TAMPA (FL)
Tampa Bay Times
June 23, 2019
By Tracey McManus
A team of eight victims’ rights lawyers last week filed the first of what they promise will be a series of lawsuits against the Church of Scientology and its leader, David Miscavige, on behalf of defectors who say they suffered a range of exploitation — from child abuse, human trafficking and forced labour to revenge tactics related to the church’s Fair Game policy.

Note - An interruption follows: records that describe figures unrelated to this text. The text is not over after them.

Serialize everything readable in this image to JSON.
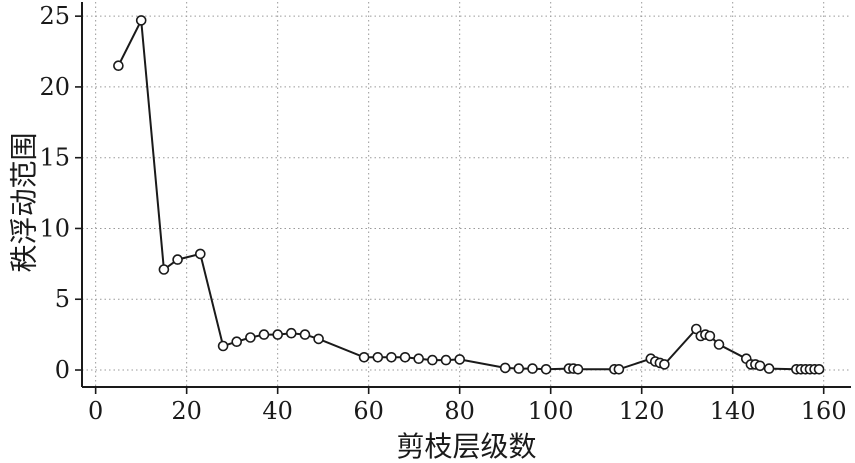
{
  "chart_data": {
    "type": "line",
    "xlabel": "剪枝层级数",
    "ylabel": "秩浮动范围",
    "xlim": [
      -3,
      166
    ],
    "ylim": [
      -1.2,
      26
    ],
    "xticks": [
      0,
      20,
      40,
      60,
      80,
      100,
      120,
      140,
      160
    ],
    "yticks": [
      0,
      5,
      10,
      15,
      20,
      25
    ],
    "grid": true,
    "legend": "none",
    "series": [
      {
        "markers": "open-circle",
        "color": "#1a1a1a",
        "x": [
          5,
          10,
          15,
          18,
          23,
          28,
          31,
          34,
          37,
          40,
          43,
          46,
          49,
          59,
          62,
          65,
          68,
          71,
          74,
          77,
          80,
          90,
          93,
          96,
          99,
          104,
          105,
          106,
          114,
          115,
          122,
          123,
          124,
          125,
          132,
          133,
          134,
          135,
          137,
          143,
          144,
          145,
          146,
          148,
          154,
          155,
          156,
          157,
          158,
          159
        ],
        "y": [
          21.5,
          24.7,
          7.1,
          7.8,
          8.2,
          1.7,
          2.0,
          2.3,
          2.5,
          2.5,
          2.6,
          2.5,
          2.2,
          0.9,
          0.9,
          0.9,
          0.9,
          0.8,
          0.7,
          0.7,
          0.75,
          0.15,
          0.1,
          0.1,
          0.05,
          0.1,
          0.1,
          0.05,
          0.05,
          0.05,
          0.8,
          0.6,
          0.5,
          0.4,
          2.9,
          2.4,
          2.5,
          2.4,
          1.8,
          0.8,
          0.4,
          0.4,
          0.3,
          0.1,
          0.05,
          0.05,
          0.05,
          0.05,
          0.05,
          0.05
        ]
      }
    ]
  }
}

The lawsuit, filed in Los Angeles Superior Court on behalf of an unnamed Jane Doe born in 1979, outlines her lifetime of alleged suffering in Scientology, where she was subjected as a child at the Clearwater, Fla., headquarters to abuse inherent to auditing, Scientology’s spiritual counselling that can more resemble interrogation. It states she joined the church’s clergy-like Sea Org in California at 15, where people worked 100 hours a week for US$46. She was at times held against her will. When she officially left Scientology in 2017, Doe was followed by private investigators and terrorized by the church as it published “a hate website” falsely stating she was an alcoholic dismissed from the sect for promiscuity, according to the complaint.

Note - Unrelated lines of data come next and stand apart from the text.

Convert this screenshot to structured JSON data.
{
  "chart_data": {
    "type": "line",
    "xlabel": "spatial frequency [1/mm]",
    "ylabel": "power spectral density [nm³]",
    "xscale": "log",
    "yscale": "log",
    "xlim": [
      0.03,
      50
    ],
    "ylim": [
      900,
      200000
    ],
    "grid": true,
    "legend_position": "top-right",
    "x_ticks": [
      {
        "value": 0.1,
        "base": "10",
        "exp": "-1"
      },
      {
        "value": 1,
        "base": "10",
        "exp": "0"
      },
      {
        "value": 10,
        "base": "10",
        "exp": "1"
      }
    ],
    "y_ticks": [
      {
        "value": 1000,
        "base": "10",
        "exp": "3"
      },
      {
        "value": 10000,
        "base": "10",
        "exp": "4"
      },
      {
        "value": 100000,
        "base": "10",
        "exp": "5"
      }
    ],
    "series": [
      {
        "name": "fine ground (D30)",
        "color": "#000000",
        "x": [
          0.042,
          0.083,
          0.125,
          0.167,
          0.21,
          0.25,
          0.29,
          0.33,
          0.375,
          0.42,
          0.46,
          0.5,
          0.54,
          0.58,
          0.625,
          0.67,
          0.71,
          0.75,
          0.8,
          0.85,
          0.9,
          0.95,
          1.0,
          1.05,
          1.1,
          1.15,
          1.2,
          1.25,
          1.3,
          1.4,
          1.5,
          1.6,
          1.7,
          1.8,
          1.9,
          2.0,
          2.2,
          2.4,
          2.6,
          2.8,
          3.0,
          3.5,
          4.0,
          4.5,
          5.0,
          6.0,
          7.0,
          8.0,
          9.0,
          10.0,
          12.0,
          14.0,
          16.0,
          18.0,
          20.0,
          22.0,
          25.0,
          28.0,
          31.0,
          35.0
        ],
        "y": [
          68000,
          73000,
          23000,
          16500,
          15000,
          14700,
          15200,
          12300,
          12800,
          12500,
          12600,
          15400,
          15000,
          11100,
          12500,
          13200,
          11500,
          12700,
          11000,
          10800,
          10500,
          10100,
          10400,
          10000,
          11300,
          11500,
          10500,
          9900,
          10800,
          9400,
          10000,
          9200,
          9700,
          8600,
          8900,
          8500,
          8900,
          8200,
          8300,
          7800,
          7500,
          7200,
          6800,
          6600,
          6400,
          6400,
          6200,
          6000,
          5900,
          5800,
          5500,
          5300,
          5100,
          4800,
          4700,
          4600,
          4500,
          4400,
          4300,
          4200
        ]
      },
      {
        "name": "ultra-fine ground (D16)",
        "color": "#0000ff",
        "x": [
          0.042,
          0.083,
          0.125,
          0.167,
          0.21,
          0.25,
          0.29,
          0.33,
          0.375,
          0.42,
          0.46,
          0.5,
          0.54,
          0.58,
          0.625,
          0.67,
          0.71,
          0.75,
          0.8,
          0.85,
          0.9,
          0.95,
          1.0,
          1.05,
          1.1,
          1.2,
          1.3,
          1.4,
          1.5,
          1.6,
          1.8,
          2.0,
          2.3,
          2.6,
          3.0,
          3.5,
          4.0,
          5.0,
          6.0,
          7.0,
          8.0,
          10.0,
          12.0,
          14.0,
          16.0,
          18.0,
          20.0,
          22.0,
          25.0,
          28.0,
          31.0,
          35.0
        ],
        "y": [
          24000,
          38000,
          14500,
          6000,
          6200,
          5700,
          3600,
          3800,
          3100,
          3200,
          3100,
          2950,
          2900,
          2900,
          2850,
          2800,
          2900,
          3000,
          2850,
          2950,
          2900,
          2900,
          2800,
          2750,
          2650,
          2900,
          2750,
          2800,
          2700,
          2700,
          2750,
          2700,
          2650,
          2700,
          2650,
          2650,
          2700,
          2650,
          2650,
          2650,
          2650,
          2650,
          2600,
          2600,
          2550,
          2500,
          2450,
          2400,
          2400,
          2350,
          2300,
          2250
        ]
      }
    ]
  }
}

“This isn’t going to be the last of the lawsuits being filed,” Philadelphia-based lawyer Brian Kent told the Tampa Bay Times, declining to say how many more are forthcoming. “We’ve seen what can happen when there is truth exposed in terms of child abuse within organizations. You’ve seen it with the Catholic Church, you’re seeing it with the Southern Baptist Convention now. We’re hoping for meaningful change.”
The legal team is made up of lawyers from Laffey, Bucci & Kent LLP and Soloff & Zervanos PC of Philadelphia; Thompson Law Offices in California; and Child USA, a Philadelphia-based non-profit dedicated to preventing child abuse. Scientology spokespeople Ben Shaw and Karin Pouw did not respond to an email or phone calls for comment.